My grandmother by adoption, Signe, immigrated to New Britain CT from Sweden when she was 18 years old in 1916.

She came to help her sister care for her twin girls -- Eva and Valborg. Her sister passed away, and Signe pretty much raised the girls.
She married a fellow Swedish immigrant, Axel Hjalmer, in 1923 and immediately had my dad, Evert Hjalmer, who followed his dad's footsteps and became a machinist. They lived in industrial New Britain, home of Stanley Tools/Works. Machinists were in high demand
They lived in the same area of New Britain their entire lives, all around Walnut Hill Park and the hospital: Hawkins Street, Arch Street, and finally the house in these photos on Prospect St.
Axel died in 1951. My grandmother supported herself by taking in laundry (she had a wringer washer in the basement) and renting rooms to her Swedish "old men." She herself lived in three rooms on the first floor of this house, sharing her kitchen and bath with the two downstairs roomers (I hated them despite their separate entrances). The three upstairs roomers had their own apartments. She lived independently there until one day when she was 85 she sat down on the end of her couch, had a heart attack, and died on my 22nd birthday.
I loved her dearly. She took me to Sweden with her for a month when I was 13, where I met her sister and brother and cousins.
I've visited her former home twice in the last decade. On my first visit, in 2016, the house as shown here in dark brown with the tree out front still looked much the same as it had while I was growing up.
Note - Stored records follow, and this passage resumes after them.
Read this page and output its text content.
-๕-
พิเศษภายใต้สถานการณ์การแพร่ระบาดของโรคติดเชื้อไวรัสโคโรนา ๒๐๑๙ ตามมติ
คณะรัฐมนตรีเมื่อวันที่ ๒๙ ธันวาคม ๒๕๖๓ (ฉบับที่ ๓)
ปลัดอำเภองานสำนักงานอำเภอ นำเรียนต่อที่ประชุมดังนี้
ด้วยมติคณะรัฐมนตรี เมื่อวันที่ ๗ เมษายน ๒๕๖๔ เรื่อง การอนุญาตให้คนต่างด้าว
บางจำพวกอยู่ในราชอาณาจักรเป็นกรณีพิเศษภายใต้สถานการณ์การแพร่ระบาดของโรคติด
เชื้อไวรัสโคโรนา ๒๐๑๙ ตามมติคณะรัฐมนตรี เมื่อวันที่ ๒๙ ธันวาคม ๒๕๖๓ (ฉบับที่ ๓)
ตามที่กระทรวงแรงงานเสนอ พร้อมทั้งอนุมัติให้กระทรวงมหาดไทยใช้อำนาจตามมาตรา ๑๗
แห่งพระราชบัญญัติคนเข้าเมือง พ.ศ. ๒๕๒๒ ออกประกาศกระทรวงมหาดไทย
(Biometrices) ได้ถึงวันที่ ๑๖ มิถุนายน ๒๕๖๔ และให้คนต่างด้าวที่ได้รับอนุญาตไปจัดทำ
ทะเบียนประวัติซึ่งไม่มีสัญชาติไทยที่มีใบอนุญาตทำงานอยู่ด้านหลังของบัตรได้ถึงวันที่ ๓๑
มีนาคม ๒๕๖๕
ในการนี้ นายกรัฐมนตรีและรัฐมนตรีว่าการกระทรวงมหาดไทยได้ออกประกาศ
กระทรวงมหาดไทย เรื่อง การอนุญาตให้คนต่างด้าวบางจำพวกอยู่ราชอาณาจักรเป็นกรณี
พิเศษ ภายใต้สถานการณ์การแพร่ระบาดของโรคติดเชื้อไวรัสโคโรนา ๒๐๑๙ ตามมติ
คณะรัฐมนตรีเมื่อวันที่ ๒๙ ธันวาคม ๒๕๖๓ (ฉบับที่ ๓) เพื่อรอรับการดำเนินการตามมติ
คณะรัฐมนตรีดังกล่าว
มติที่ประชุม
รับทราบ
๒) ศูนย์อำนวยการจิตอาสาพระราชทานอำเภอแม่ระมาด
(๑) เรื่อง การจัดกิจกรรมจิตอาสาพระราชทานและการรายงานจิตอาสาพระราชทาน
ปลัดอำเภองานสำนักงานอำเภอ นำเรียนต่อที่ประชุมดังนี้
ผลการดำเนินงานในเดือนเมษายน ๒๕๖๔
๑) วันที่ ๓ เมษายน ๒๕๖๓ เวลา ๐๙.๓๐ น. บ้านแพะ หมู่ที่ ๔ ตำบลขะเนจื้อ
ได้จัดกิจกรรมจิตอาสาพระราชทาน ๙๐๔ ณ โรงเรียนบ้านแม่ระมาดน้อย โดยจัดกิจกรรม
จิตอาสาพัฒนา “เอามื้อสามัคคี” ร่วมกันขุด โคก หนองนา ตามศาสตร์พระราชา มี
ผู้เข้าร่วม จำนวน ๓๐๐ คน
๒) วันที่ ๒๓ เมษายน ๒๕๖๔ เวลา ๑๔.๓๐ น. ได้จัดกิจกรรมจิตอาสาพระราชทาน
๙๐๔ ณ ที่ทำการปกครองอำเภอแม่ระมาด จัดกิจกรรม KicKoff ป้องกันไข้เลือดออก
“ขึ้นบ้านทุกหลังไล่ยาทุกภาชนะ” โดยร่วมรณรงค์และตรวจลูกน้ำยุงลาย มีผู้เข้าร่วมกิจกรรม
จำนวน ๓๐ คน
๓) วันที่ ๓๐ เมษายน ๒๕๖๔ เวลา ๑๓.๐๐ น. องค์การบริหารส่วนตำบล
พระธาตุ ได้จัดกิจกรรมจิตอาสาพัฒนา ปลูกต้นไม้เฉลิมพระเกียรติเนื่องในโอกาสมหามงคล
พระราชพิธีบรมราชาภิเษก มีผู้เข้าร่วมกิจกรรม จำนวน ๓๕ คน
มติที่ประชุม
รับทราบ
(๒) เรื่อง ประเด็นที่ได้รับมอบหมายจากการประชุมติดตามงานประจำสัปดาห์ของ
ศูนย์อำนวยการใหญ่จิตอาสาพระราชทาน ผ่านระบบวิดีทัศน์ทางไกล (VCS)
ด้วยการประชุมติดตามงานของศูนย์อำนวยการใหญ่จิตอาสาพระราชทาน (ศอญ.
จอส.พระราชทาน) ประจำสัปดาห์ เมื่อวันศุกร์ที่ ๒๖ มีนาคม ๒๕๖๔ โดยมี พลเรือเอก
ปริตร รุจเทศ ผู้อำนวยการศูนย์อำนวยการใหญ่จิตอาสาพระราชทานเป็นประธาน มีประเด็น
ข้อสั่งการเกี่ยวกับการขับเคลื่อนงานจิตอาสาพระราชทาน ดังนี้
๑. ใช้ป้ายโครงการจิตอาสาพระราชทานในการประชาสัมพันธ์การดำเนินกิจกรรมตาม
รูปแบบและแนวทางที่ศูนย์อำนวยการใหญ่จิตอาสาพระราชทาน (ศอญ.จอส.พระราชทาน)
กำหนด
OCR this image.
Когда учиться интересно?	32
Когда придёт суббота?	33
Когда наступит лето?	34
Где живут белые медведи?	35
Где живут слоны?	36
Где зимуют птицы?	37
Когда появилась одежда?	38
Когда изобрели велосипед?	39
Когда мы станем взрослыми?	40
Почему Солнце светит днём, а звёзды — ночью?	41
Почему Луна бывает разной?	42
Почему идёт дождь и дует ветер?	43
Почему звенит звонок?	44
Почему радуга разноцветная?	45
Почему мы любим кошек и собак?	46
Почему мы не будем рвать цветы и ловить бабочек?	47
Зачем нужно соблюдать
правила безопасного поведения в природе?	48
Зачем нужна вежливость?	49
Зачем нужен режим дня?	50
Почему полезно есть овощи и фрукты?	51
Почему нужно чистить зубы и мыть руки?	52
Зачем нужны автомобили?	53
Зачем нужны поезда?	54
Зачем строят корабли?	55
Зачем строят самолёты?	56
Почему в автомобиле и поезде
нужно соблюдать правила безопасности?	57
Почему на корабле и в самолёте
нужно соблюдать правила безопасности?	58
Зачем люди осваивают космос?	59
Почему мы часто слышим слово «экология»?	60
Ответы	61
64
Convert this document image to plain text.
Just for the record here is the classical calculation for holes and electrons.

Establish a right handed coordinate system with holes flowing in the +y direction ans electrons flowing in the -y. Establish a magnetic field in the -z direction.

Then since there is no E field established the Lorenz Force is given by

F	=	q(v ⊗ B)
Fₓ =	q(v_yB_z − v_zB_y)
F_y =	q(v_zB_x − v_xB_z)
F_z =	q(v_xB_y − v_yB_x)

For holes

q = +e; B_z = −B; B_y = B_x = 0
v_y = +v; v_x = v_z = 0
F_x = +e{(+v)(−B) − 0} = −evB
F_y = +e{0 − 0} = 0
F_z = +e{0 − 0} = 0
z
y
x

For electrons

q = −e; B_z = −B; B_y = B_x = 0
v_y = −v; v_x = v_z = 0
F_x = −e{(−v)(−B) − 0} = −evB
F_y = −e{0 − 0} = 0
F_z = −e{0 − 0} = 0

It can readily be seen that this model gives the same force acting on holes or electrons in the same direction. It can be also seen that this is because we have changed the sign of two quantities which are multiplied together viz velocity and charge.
But this last week when I visited much had changed. At first I thought the house had been torn down, as a new parking lot gapes right next to it where once other houses stood. But it is still there: It has been re-sided and the tree torn down, the tiny front yard paved for parking. Throughout my 60+ years this was always a run-down neighborhood and, unlike many parts of New Britain that have gentrified, it is maintaining and perhaps deepening its scruffy character!

This house meant so much to my grandmother, to her gritty life sustaining herself as a single mother and woman and immigrant. I love that she maintained her pride as a woman home owner by running it as a rooming house, and wish it seemed to be a bit better loved these days. But I am glad it remains.